Bram and I decided to collaborate on an experimental stage-show with visual elements for a theatre-festival in the Netherlands in 2020. We'd wonder if we could make a minimal live-experience that would somehow sooth the senses. But when the festival was cancelled twice due to corona in '21 we were left in an empty factory-hall with two options: wrapping-up again or trying to push through, although we knew that we'd hardly reach any audience due to curfews and lockdowns.

We started wondering if an art-piece could exist without an audience, without it being seen. Could it still have an impact if we made the piece merely because we just wanted it to “be”? While production support of the festival diminished and temperatures in the hall soared down to -20 Celsius, a snowstorm wrapped our world in silence. Our ideas of quietness, emptiness and minimalism started to shift because the type of void we experienced now felt more like a Horror Vacuum.

Bram and I tried to make a connection to our immediate neighbours; people that lived in the street and neighbourhood where our temporary workplace was situated.
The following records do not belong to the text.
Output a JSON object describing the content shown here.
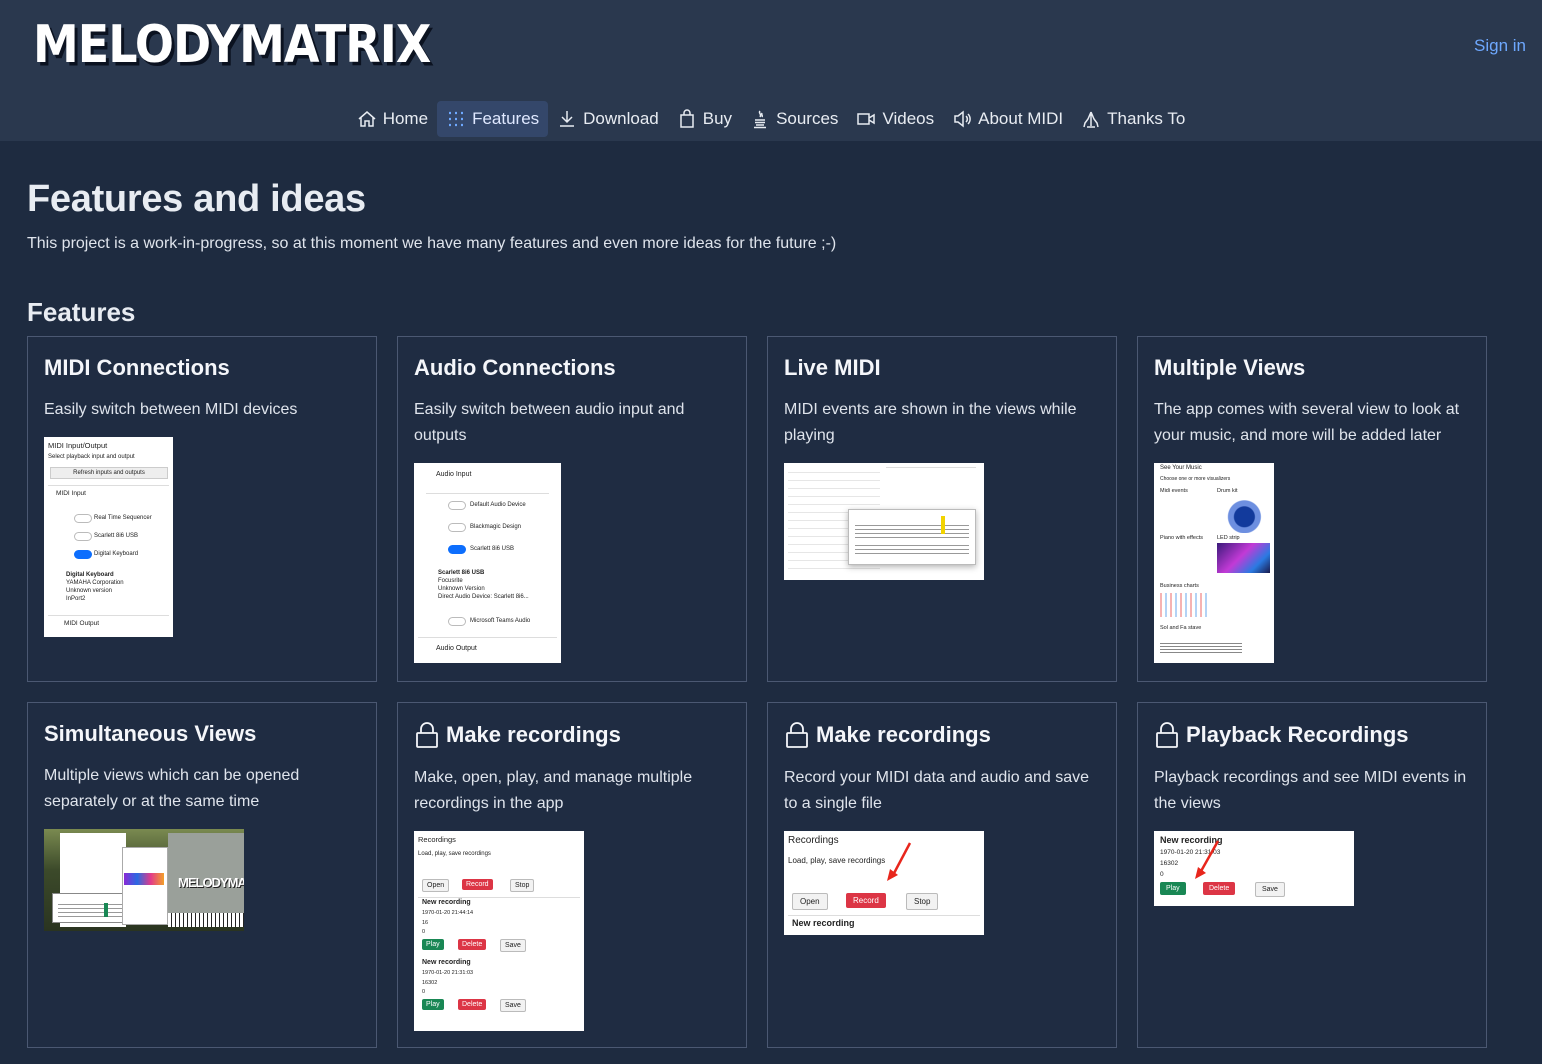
{
  "brand": {
    "logo": "MELODYMATRIX",
    "signin": "Sign in"
  },
  "nav": [
    {
      "label": "Home",
      "icon": "home-icon"
    },
    {
      "label": "Features",
      "icon": "grid-icon",
      "active": true
    },
    {
      "label": "Download",
      "icon": "download-icon"
    },
    {
      "label": "Buy",
      "icon": "bag-icon"
    },
    {
      "label": "Sources",
      "icon": "java-icon"
    },
    {
      "label": "Videos",
      "icon": "camera-icon"
    },
    {
      "label": "About MIDI",
      "icon": "speaker-icon"
    },
    {
      "label": "Thanks To",
      "icon": "hands-icon"
    }
  ],
  "page": {
    "title": "Features and ideas",
    "intro": "This project is a work-in-progress, so at this moment we have many features and even more ideas for the future ;-)",
    "section": "Features"
  },
  "cards": [
    {
      "title": "MIDI Connections",
      "text": "Easily switch between MIDI devices",
      "locked": false
    },
    {
      "title": "Audio Connections",
      "text": "Easily switch between audio input and outputs",
      "locked": false
    },
    {
      "title": "Live MIDI",
      "text": "MIDI events are shown in the views while playing",
      "locked": false
    },
    {
      "title": "Multiple Views",
      "text": "The app comes with several view to look at your music, and more will be added later",
      "locked": false
    },
    {
      "title": "Simultaneous Views",
      "text": "Multiple views which can be opened separately or at the same time",
      "locked": false
    },
    {
      "title": "Make recordings",
      "text": "Make, open, play, and manage multiple recordings in the app",
      "locked": true
    },
    {
      "title": "Make recordings",
      "text": "Record your MIDI data and audio and save to a single file",
      "locked": true
    },
    {
      "title": "Playback Recordings",
      "text": "Playback recordings and see MIDI events in the views",
      "locked": true
    }
  ],
  "thumbs": {
    "midi": {
      "title": "MIDI Input/Output",
      "sub": "Select playback input and output",
      "refresh": "Refresh inputs and outputs",
      "input": "MIDI Input",
      "devices": [
        "Real Time Sequencer",
        "Scarlett 8i6 USB",
        "Digital Keyboard"
      ],
      "detail": [
        "Digital Keyboard",
        "YAMAHA Corporation",
        "Unknown version",
        "InPort2"
      ],
      "output": "MIDI Output"
    },
    "audio": {
      "input": "Audio Input",
      "devices": [
        "Default Audio Device",
        "Blackmagic Design",
        "Scarlett 8i6 USB"
      ],
      "detail": [
        "Scarlett 8i6 USB",
        "Focusrite",
        "Unknown Version",
        "Direct Audio Device: Scarlett 8i6..."
      ],
      "extra": "Microsoft Teams Audio",
      "output": "Audio Output"
    },
    "views": {
      "title": "See Your Music",
      "sub": "Choose one or more visualizers",
      "items": [
        "Midi events",
        "Drum kit",
        "Piano with effects",
        "LED strip",
        "Business charts",
        "Sol and Fa stave"
      ]
    },
    "rec1": {
      "title": "Recordings",
      "sub": "Load, play, save recordings",
      "open": "Open",
      "record": "Record",
      "stop": "Stop",
      "items": [
        {
          "name": "New recording",
          "date": "1970-01-20 21:44:14",
          "a": "16",
          "b": "0"
        },
        {
          "name": "New recording",
          "date": "1970-01-20 21:31:03",
          "a": "16302",
          "b": "0"
        }
      ],
      "play": "Play",
      "delete": "Delete",
      "save": "Save"
    },
    "rec2": {
      "title": "Recordings",
      "sub": "Load, play, save recordings",
      "open": "Open",
      "record": "Record",
      "stop": "Stop",
      "item": "New recording"
    },
    "rec3": {
      "name": "New recording",
      "date": "1970-01-20 21:31:03",
      "a": "16302",
      "b": "0",
      "play": "Play",
      "delete": "Delete",
      "save": "Save"
    },
    "simul_logo": "MELODYMATR"
  }
}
We left notes at people's homes telling them we'd wish we could meet them and if they'd ever like to come over for a coffee they'd be welcome.
One of the first responses was that of people in the streets who collected snow-sleds for us so that we could “parade” objects of our canceled show by pulling it through the streets. Slowly people started showing up at our doorsteps to greet us or wave through the windows.
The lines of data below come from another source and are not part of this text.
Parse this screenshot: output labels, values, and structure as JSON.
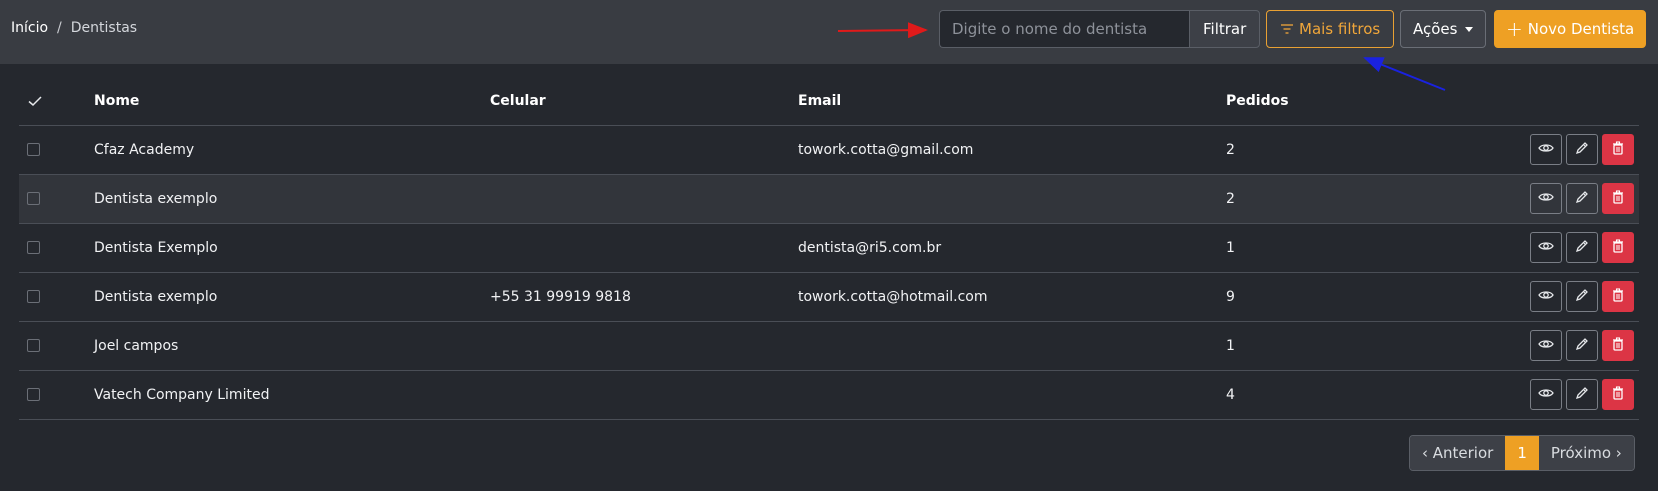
{
  "breadcrumb": {
    "home": "Início",
    "separator": "/",
    "current": "Dentistas"
  },
  "toolbar": {
    "search_placeholder": "Digite o nome do dentista",
    "filter_label": "Filtrar",
    "more_filters_label": "Mais filtros",
    "actions_label": "Ações",
    "new_label": "Novo Dentista"
  },
  "table": {
    "headers": {
      "nome": "Nome",
      "celular": "Celular",
      "email": "Email",
      "pedidos": "Pedidos"
    },
    "rows": [
      {
        "nome": "Cfaz Academy",
        "celular": "",
        "email": "towork.cotta@gmail.com",
        "pedidos": "2"
      },
      {
        "nome": "Dentista exemplo",
        "celular": "",
        "email": "",
        "pedidos": "2"
      },
      {
        "nome": "Dentista Exemplo",
        "celular": "",
        "email": "dentista@ri5.com.br",
        "pedidos": "1"
      },
      {
        "nome": "Dentista exemplo",
        "celular": "+55 31 99919 9818",
        "email": "towork.cotta@hotmail.com",
        "pedidos": "9"
      },
      {
        "nome": "Joel campos",
        "celular": "",
        "email": "",
        "pedidos": "1"
      },
      {
        "nome": "Vatech Company Limited",
        "celular": "",
        "email": "",
        "pedidos": "4"
      }
    ]
  },
  "pagination": {
    "prev": "‹ Anterior",
    "current": "1",
    "next": "Próximo ›"
  },
  "colors": {
    "accent": "#eea024",
    "danger": "#dc3545",
    "annotation_red": "#e01a1a",
    "annotation_blue": "#1a22e0"
  },
  "icons": [
    "check-icon",
    "filter-icon",
    "plus-icon",
    "eye-icon",
    "pencil-icon",
    "trash-icon",
    "caret-down-icon"
  ]
}
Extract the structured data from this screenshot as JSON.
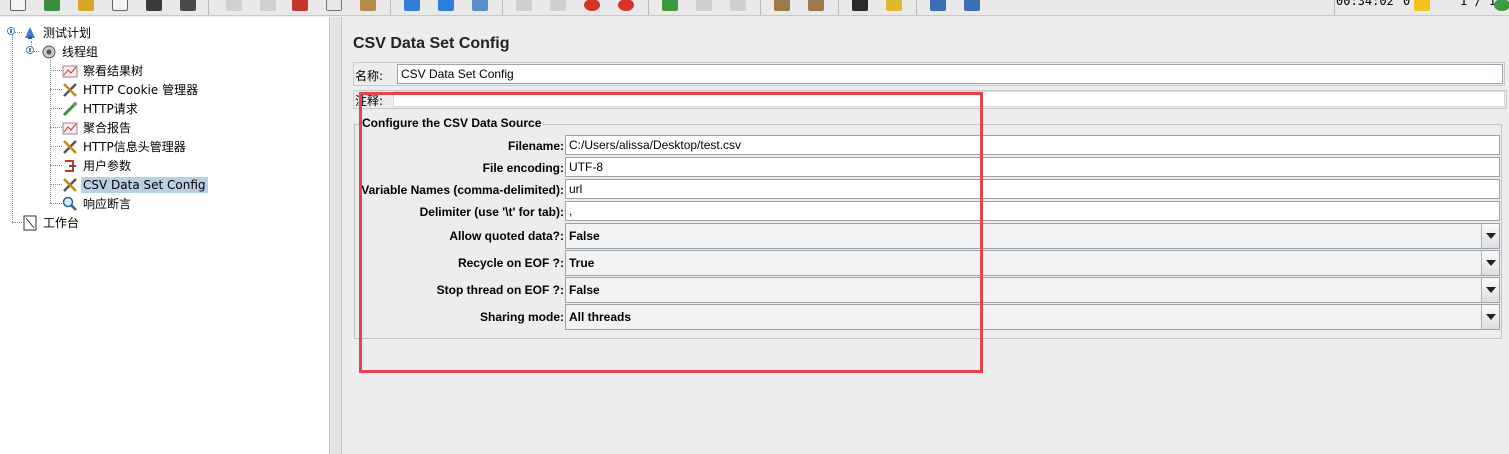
{
  "toolbar": {
    "timer": "00:34:02",
    "warning_count": "0",
    "thread_ratio": "1 / 1",
    "icons": [
      "new-icon",
      "templates-icon",
      "open-icon",
      "close-icon",
      "save-icon",
      "save-as-icon",
      "cut-icon",
      "copy-icon",
      "paste-icon",
      "expand-icon",
      "collapse-icon",
      "toggle-icon",
      "start-icon",
      "start-no-pause-icon",
      "stop-icon",
      "shutdown-icon",
      "remote-start-icon",
      "remote-stop-icon",
      "remote-shutdown-icon",
      "clear-icon",
      "clear-all-icon",
      "search-icon",
      "reset-search-icon",
      "function-helper-icon",
      "help-icon"
    ]
  },
  "tree": {
    "items": [
      {
        "label": "测试计划",
        "icon": "test-plan-icon"
      },
      {
        "label": "线程组",
        "icon": "thread-group-icon"
      },
      {
        "label": "察看结果树",
        "icon": "listener-icon"
      },
      {
        "label": "HTTP Cookie 管理器",
        "icon": "config-icon"
      },
      {
        "label": "HTTP请求",
        "icon": "sampler-icon"
      },
      {
        "label": "聚合报告",
        "icon": "listener-icon"
      },
      {
        "label": "HTTP信息头管理器",
        "icon": "config-icon"
      },
      {
        "label": "用户参数",
        "icon": "preprocessor-icon"
      },
      {
        "label": "CSV Data Set Config",
        "icon": "config-icon"
      },
      {
        "label": "响应断言",
        "icon": "assertion-icon"
      },
      {
        "label": "工作台",
        "icon": "workbench-icon"
      }
    ]
  },
  "panel": {
    "title": "CSV Data Set Config",
    "name_label": "名称:",
    "name_value": "CSV Data Set Config",
    "comment_label": "注释:",
    "comment_value": "",
    "group_title": "Configure the CSV Data Source",
    "fields": [
      {
        "label": "Filename:",
        "value": "C:/Users/alissa/Desktop/test.csv"
      },
      {
        "label": "File encoding:",
        "value": "UTF-8"
      },
      {
        "label": "Variable Names (comma-delimited):",
        "value": "url"
      },
      {
        "label": "Delimiter (use '\\t' for tab):",
        "value": ","
      }
    ],
    "selects": [
      {
        "label": "Allow quoted data?:",
        "value": "False"
      },
      {
        "label": "Recycle on EOF ?:",
        "value": "True"
      },
      {
        "label": "Stop thread on EOF ?:",
        "value": "False"
      },
      {
        "label": "Sharing mode:",
        "value": "All threads"
      }
    ]
  },
  "colors": {
    "highlight": "#e8424b",
    "selection": "#b8cfe5"
  }
}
When technicians of befriended theatre-companies heard that we were continuing our work whilst not exactly knowing who for, they offered us their help. Technicians of a large theatre-company helped us with light-equipment and installed electricity. Other theatre-producers and technicians started showing up, offering their help. In the end we made them the stars of our stage-performance by asking if they would like to perform for us and a few close friends and relatives, something that within the limitations of that moment was possible as long as we filmed the performance for later use. So we used a camera, knowing it would probably be a way to reach an audience later in time. While performing we had you, the cinema-audience, in mind. And that is why we think this film is a bit more than just a registration of a live-performance.
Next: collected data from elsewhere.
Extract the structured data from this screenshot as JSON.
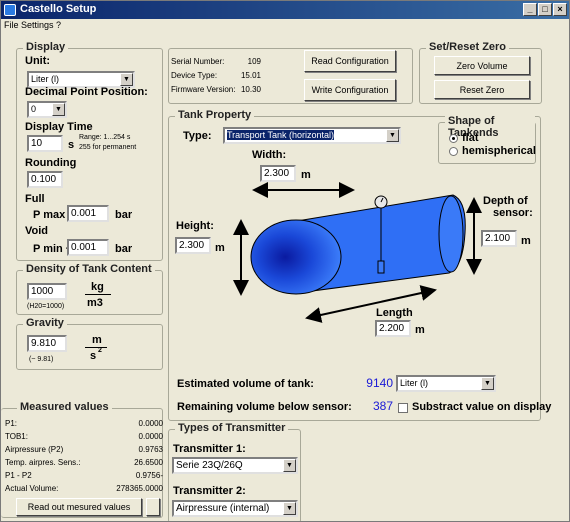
{
  "window": {
    "title": "Castello Setup",
    "min": "_",
    "max": "□",
    "close": "×"
  },
  "menu": [
    "File",
    "Settings",
    "?"
  ],
  "display": {
    "group": "Display",
    "unit_label": "Unit:",
    "unit_value": "Liter (l)",
    "dp_label": "Decimal Point Position:",
    "dp_value": "0",
    "time_label": "Display Time",
    "time_value": "10",
    "time_unit": "s",
    "time_range": "Range: 1...254 s",
    "time_perm": "255 for permanent",
    "rounding_label": "Rounding",
    "rounding_value": "0.100",
    "full_label": "Full",
    "pmax_label": "P max -",
    "pmax_value": "0.001",
    "pmax_unit": "bar",
    "void_label": "Void",
    "pmin_label": "P min +",
    "pmin_value": "0.001",
    "pmin_unit": "bar"
  },
  "density": {
    "group": "Density of Tank Content",
    "value": "1000",
    "unit_num": "kg",
    "unit_den": "m3",
    "note": "(H20=1000)"
  },
  "gravity": {
    "group": "Gravity",
    "value": "9.810",
    "unit_num": "m",
    "unit_den": "s",
    "unit_exp": "2",
    "note": "(~ 9.81)"
  },
  "device": {
    "serial_label": "Serial Number:",
    "serial_value": "109",
    "type_label": "Device Type:",
    "type_value": "15.01",
    "fw_label": "Firmware Version:",
    "fw_value": "10.30",
    "read_btn": "Read Configuration",
    "write_btn": "Write Configuration"
  },
  "zero": {
    "group": "Set/Reset Zero",
    "zero_btn": "Zero Volume",
    "reset_btn": "Reset Zero"
  },
  "tank": {
    "group": "Tank Property",
    "type_label": "Type:",
    "type_value": "Transport Tank (horizontal)",
    "width_label": "Width:",
    "width_value": "2.300",
    "width_unit": "m",
    "height_label": "Height:",
    "height_value": "2.300",
    "height_unit": "m",
    "length_label": "Length",
    "length_value": "2.200",
    "length_unit": "m",
    "depth_label_1": "Depth of",
    "depth_label_2": "sensor:",
    "depth_value": "2.100",
    "depth_unit": "m",
    "est_label": "Estimated volume of tank:",
    "est_value": "9140",
    "est_unit": "Liter (l)",
    "rem_label": "Remaining volume below sensor:",
    "rem_value": "387",
    "subtract_label": "Substract value on display"
  },
  "shape": {
    "group": "Shape of Tankends",
    "opt1": "flat",
    "opt2": "hemispherical",
    "selected": "flat"
  },
  "measured": {
    "group": "Measured values",
    "rows": [
      {
        "k": "P1:",
        "v": "0.0000"
      },
      {
        "k": "TOB1:",
        "v": "0.0000"
      },
      {
        "k": "Airpressure (P2)",
        "v": "0.9763"
      },
      {
        "k": "Temp. airpres. Sens.:",
        "v": "26.6500"
      },
      {
        "k": "P1 - P2",
        "v": "0.9756-"
      },
      {
        "k": "Actual Volume:",
        "v": "278365.0000"
      }
    ],
    "read_btn": "Read out mesured values"
  },
  "transmitter": {
    "group": "Types of Transmitter",
    "t1_label": "Transmitter 1:",
    "t1_value": "Serie 23Q/26Q",
    "t2_label": "Transmitter 2:",
    "t2_value": "Airpressure (internal)"
  },
  "colors": {
    "title_start": "#0a246a",
    "title_end": "#3a6ea5",
    "tank_fill": "#2a6cf0",
    "value_blue": "#1a1ad6",
    "window_bg": "#ece9d8"
  }
}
On the night that the clock was moved one hour due to a change from winter- to summertime, when daylight would last for an extra hour, we did our one-and-only performance. It was also the last night that a curfew was in operation. It was more or less the start of spring and the end of winter. It felt like a spring-ritual to us, hoping we were able to say goodbye to an unsettling period.

Minimalism became extreme this way; the entire content of a show was cut away. All the rituals of a performance were kept in place; the technicians opening curtains and switching lights on and off. A producer signalling to the crew, roadies removing stage-props. The audience coming in and taking place. The applauding of the audience and the creators bowing at “stage” to receive their appreciation. The camera switched on and off for exactly one hour but still being operated by a real human being that is part of the process.

We think this art-piece is reminiscent of works that deal with the idea of the void. For instance we were very inspired by John Cage's 4'33'', a music-piece that is made out of silences and thus emphasises all sounds and human actions surrounding a performance of it.

We think “Gap in Space” therefore is merely a document of a specific moment in time when large parts of society were in limbo. When culture was at a low we were struck by the motivation of all people around us who still wanted to create an experience for each other, out of love for expression, with hardly any means left. For me it shows the heart of theatre and art, the love of people involved and the mechanisms at work at such a moment. The dedication of all the people involved when merely at the centre there seemed no cultural activity present, was absolutely heartwarming. And I hope it will be visible for the attentive viewer too.